An intern in my group a couple of summers ago became interested in aging when he got to med school. I usually have a fun time with my interns so sometimes they keep in touch. He called me and wanted to know what was known about aging. Knowing nothing, but always willing to be distracted, I looked into it and discovered all sorts of mathematical models of aging and death. These are usually at a pretty phenomenological level, but it is good to know about Gompertz and the Penna model and so on. In fact, these models don’t take evolution into account. Rephrasing: Why aren’t we all immortal with lots of regenerative capabilities? That’s something that Kurzweil might want to think about, no? So, given that evolution selects on the phenotype and evolves the genotype, I don’t see offhand how the appearance of programmed death in all multicellular species I know about is something that emerges without taking environmental variation and the whole group of individuals into account. In other words, why do we have children instead of continual self-renewal? Why doesn’t our homeostasis include regenerative homeostasis. Avoid all the diapers …

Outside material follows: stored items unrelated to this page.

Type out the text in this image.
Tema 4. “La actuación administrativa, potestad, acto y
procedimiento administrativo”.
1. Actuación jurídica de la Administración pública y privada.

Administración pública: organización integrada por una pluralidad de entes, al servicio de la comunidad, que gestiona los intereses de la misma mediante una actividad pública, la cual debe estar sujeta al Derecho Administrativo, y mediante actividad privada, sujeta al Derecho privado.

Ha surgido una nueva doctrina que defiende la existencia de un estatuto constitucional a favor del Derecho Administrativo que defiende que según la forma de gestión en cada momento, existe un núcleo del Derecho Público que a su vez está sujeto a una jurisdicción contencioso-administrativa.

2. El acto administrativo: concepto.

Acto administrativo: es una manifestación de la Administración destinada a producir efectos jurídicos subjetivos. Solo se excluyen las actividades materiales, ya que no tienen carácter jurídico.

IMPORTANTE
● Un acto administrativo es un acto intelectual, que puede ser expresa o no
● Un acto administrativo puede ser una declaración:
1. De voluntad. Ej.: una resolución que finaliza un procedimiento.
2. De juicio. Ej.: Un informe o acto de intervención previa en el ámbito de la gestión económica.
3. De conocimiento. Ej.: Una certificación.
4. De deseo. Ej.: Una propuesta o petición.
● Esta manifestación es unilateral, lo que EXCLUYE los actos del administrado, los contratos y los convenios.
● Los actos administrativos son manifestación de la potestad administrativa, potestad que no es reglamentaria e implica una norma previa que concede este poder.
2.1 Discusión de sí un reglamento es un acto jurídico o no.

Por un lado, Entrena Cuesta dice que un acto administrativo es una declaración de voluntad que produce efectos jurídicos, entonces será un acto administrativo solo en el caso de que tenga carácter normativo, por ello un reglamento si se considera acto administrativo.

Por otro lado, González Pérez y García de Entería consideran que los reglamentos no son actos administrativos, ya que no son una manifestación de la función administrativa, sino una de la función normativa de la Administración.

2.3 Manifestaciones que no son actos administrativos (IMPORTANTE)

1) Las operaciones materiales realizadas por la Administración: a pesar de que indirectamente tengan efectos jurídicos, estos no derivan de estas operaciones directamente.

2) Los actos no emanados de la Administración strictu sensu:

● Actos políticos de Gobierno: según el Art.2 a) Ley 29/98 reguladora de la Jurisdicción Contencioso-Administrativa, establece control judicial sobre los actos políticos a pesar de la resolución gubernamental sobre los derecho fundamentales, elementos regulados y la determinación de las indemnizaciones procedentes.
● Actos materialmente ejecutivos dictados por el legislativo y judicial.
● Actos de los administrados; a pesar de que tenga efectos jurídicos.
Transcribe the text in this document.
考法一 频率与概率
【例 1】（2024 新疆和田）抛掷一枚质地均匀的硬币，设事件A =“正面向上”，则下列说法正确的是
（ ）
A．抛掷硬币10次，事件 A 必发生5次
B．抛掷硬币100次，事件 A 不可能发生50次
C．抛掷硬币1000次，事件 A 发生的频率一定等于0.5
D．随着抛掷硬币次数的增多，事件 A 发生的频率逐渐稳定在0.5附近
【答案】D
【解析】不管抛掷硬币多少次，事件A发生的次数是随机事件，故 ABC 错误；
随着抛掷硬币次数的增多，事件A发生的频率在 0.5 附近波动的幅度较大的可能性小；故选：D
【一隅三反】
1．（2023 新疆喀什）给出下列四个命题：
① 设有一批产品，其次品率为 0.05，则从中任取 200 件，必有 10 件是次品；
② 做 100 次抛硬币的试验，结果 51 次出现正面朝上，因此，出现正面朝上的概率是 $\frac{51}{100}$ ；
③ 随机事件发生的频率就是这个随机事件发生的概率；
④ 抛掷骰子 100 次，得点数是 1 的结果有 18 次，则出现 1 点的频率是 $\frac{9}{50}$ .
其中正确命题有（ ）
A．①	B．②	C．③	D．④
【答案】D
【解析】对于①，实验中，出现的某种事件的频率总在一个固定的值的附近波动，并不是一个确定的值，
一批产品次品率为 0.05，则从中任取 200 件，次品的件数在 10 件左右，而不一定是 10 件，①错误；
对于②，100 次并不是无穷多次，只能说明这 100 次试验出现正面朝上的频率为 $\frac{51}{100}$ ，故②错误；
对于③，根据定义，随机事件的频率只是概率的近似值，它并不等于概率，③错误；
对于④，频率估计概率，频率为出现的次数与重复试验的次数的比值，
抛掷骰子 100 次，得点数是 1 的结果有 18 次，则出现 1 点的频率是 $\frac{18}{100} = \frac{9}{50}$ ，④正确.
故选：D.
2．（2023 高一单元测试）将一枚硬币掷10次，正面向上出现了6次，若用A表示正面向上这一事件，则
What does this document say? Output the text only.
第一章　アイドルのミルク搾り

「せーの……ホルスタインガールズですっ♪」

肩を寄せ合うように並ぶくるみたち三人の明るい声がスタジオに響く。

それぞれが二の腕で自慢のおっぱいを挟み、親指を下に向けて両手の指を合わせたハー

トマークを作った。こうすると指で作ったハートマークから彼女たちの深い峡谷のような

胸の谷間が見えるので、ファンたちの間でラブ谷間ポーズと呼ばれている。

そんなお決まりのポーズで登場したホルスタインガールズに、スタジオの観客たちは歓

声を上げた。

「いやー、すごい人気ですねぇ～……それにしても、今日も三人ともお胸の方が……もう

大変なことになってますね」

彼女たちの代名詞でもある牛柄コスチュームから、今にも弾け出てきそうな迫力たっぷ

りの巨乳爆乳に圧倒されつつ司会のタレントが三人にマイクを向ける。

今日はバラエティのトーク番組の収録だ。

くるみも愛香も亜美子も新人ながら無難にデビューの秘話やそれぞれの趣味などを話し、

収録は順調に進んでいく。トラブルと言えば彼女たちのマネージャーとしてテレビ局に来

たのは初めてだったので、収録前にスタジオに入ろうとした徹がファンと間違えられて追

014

This is something I wonder about a lot, especially after my father’s death a couple of weeks ago, is why is it so hard to accept death for most people? My father died a good death, no prolonged suffering, at a ripe old age, surrounded by his family. So why does my mother keep re-iterating that she did not expect it to be like this? I couldn’t help asking her: How did she think it would happen? I’m more or less convinced that a large part of religion is simply to stop people from going nuts at the prospect of ceasing to exist by offering them an afterlife, with the bonus that if they conform in this life, the afterlife will feature many comforts (conform to being a jihadi and you get umpteen virgins and so on … which brings up: What happens if you’re a woman jihadi? Inquiring minds want to know …) Getting back to this lamentation of death, why is this horror of death a cultural/social survivor? Recall the easy way to induce opposition to healthcare reform: Death panels!! But actually, this isn’t at all unrelated to the concept of regeneration vs. reproduction. We have a certain tradeoff to make: We keep the present genes intact and cared for, or we produce new sets that will carry on while entropy wins over the present set. People should really be asked: This is a finite planet. Do you want aggressive treatment if you fall sick or do you want your descendants to have the equivalent resources? Of course, as a society we’ve decided that we care more about our well being rather than the economic well being of our descendants, so I suppose we’re evolving into the Kurzweil model of keeping our present genes functioning, thank you very much.